Biodiversity science tends to neglect hyperdiverse insect clades although they provide many ecosystem services. I first document that more than half of the flying insect diversity in many samples is concentrated in 20 family-level clades regardless of where the samples were collected. I then demonstrate how little is known about most of these clades by comparing the species richness in bulk samples with the number of described species. This leads to the conclusion that we need new approaches to species discovery and the taxonomy of “dark taxa”. At the Center for Integrative Biodiversity Discovery at the Natural History Museum Berlin, we work toward a vision where much of the specimen handling and imaging is robotic, specimens are sorted to putative species with nanopore barcodes, and descriptions become increasingly semi-automatic despite combining molecular and morphological information. I will show that this approach allows for a “dark taxon” like the fungus gnats belonging to Mycetophilidae to be quickly converted from largely unknown for a country like Singapore to be sufficiently well known for biomonitoring. Lastly, I will outline how the images for common species can be used to train Convolutional Neural Networks (CNNs) for future specimen identification with images alone.
Underpinning the biodiversity crisis is the unprecedented loss of ecosystems and their functionality. In this talk I explore the ways in which humans are having delayed, displaced, and disproportional effects on the Serengeti-Mara ecosystem. I use the movement of animals as an indicator of an ecosystem under pressure. Typically, animal movement studies combine GPS data with environmental covariates to understand the how animals decide whether to remain or depart from an area. These behavioural responses are the product of calculated decisions in which animals weigh up the availability of resources and risks against their internal requirements, however estimating the physiological condition of free-living animals is challenging. In this talk I present some of our work from Serengeti in which we use metabolites deposited in the tail hair of GPS-collared migratory wildebeest to recreate their physiological timelines of starvation and pregnancy cycles. This approach provides a deeper understanding of how the internal state of the animal (such as stress and hunger) alters their behavioural decisions about whether to stay or move. These approaches allow us to explore how animals react to human activity both at the edges of ecosystems (where migratory animals interact with people) and in the core protected areas (where migratory animals interact with tourism infrastructure). By linking the movement of animals to their internal state we gain deeper insights about which management interventions are working and how animals are responding both physiologically and behaviourally to human activities. The next challenge is to integrate these metrics with long-term demographic responses, such as survival and population viability.

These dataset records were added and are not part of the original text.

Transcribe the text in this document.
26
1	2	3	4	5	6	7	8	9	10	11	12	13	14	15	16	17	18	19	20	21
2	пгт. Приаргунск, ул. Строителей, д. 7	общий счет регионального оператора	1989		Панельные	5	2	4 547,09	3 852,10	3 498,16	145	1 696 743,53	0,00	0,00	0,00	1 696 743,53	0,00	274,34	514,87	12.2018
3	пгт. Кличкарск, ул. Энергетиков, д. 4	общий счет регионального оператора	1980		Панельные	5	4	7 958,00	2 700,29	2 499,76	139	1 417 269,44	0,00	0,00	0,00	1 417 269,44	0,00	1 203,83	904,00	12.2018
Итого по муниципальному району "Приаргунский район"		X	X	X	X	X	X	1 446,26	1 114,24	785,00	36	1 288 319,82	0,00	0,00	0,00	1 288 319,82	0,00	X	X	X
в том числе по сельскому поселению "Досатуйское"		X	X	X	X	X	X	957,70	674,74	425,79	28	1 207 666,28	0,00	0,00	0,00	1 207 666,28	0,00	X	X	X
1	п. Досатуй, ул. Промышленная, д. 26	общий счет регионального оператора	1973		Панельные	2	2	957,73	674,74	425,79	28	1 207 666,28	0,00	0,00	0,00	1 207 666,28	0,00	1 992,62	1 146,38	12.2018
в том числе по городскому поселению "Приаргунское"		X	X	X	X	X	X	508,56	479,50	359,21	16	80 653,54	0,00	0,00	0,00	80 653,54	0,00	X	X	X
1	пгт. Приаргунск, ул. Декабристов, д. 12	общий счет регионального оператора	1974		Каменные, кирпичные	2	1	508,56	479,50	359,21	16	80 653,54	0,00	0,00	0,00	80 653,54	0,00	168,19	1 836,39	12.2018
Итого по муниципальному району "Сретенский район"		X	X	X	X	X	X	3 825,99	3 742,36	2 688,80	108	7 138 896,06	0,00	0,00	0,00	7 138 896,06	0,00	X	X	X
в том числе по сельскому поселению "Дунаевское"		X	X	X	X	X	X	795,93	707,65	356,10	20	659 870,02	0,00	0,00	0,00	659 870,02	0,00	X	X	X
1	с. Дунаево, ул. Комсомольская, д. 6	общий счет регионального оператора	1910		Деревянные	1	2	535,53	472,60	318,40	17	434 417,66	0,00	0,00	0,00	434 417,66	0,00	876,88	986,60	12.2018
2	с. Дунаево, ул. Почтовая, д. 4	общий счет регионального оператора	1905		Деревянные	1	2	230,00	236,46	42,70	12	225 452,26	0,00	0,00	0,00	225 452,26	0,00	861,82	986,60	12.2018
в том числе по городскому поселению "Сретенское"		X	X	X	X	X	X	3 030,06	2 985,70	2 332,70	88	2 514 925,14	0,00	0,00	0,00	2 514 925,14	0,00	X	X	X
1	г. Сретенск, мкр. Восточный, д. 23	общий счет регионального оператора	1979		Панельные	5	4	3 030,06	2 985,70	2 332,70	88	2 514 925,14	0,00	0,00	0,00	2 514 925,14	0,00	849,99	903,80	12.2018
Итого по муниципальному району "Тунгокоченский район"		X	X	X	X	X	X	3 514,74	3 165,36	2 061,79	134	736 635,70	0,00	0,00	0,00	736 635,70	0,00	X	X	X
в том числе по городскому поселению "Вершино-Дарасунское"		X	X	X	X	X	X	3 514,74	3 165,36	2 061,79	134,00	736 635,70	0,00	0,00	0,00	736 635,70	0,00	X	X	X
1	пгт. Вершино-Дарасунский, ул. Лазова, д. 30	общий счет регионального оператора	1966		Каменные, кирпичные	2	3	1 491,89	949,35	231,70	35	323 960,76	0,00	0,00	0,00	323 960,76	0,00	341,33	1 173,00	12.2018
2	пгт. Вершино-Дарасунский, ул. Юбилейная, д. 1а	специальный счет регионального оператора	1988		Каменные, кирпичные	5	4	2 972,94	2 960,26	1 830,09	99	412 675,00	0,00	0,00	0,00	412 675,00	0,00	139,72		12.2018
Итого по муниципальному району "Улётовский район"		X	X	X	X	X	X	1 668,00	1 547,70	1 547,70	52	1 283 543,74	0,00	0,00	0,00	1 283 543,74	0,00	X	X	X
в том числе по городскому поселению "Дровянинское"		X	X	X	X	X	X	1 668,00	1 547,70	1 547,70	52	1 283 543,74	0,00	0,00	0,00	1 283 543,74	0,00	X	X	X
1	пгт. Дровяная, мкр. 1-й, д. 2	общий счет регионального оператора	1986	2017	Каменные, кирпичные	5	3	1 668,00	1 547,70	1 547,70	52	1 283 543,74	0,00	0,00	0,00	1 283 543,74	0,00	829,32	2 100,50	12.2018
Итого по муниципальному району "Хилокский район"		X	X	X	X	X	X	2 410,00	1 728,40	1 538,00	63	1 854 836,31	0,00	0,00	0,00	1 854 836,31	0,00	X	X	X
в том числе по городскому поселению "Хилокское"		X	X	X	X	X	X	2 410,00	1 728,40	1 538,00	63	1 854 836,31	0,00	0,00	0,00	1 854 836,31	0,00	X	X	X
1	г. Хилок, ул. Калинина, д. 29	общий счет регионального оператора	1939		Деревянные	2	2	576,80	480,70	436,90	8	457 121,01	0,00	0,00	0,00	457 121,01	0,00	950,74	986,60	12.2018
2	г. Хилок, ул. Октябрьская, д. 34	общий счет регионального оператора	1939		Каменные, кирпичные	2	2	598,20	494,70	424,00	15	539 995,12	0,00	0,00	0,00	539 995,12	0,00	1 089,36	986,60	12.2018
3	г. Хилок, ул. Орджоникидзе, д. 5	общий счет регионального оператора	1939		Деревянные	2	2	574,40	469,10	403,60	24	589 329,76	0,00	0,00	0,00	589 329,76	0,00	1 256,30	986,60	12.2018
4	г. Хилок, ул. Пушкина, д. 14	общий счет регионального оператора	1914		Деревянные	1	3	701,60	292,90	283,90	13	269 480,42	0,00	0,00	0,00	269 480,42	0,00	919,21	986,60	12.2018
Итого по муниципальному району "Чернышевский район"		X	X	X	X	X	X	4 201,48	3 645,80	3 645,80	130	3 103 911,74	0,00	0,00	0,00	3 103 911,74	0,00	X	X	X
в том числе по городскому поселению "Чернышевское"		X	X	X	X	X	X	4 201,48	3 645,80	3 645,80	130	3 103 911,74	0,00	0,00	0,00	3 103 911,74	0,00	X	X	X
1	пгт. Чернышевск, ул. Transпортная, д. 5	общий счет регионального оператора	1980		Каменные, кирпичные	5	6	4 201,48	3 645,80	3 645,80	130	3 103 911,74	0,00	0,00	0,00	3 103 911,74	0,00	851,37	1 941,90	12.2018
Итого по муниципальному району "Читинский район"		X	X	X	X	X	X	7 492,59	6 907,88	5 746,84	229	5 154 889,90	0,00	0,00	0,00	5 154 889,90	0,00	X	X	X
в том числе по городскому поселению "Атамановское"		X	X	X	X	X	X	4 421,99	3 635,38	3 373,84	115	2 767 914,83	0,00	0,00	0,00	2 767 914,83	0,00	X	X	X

Human-induced global changes, including anthropogenic climate change, biotic globalization, trophic downgrading, and pervasive land use, are transforming Earth's biosphere, placing biodiversity and ecosystems at the forefront of unprecedented challenges. Arguably the current situation represents a new geological epoch, the Anthropocene, underscoring the dominant influence of humans in the Earth system and calls for a critical reassessment of our interactions with the biosphere. Addressing the pressing climate and biodiversity crises requires transformative changes toward effective planetary stewardship. In this talk, I will explore the socio-ecological dynamics leading to our current situation, examine biodiversity dynamics within novel ecosystems, discuss the growing significance of biosphere novelty for human societies, and consider strategies for steering ecological dynamics toward positive outcomes under increasingly novel conditions. A central conclusion is that achieving planetary stewardship in the Anthropocene will necessitate collaboration across different scales and the integration of ecological knowledge with societal needs, through scalable solutions and cultural innovations tailored to these new ecological realities.
Abstract: Environmental DNA (eDNA) monitoring is a cutting-edge approach to assess biodiversity by detecting genetic material shed by organisms into their surroundings. This non-invasive method enables the identification of species presence, including rare or elusive ones, through water, soil, or even air samples. In this keynote, I will share advances in technology, such as how drones equipped with sampling devices, allow for efficient collection of eDNA from remote or difficult-to-access areas. Portable laboratories further enhance the process by enabling rapid, on-site analysis, reducing the time between sample collection and results. All of these solutions where recently tested at the XPRIZE Rainforest competition in the Amazon. I will also share how global collaboration on sampling is achievable and realistic for surveying biodiversity worldwide. Together, these innovative uses of eDNA analysis offer a powerful methods towards comprehensive biodiversity assessment and will enable conservation efforts worldwide.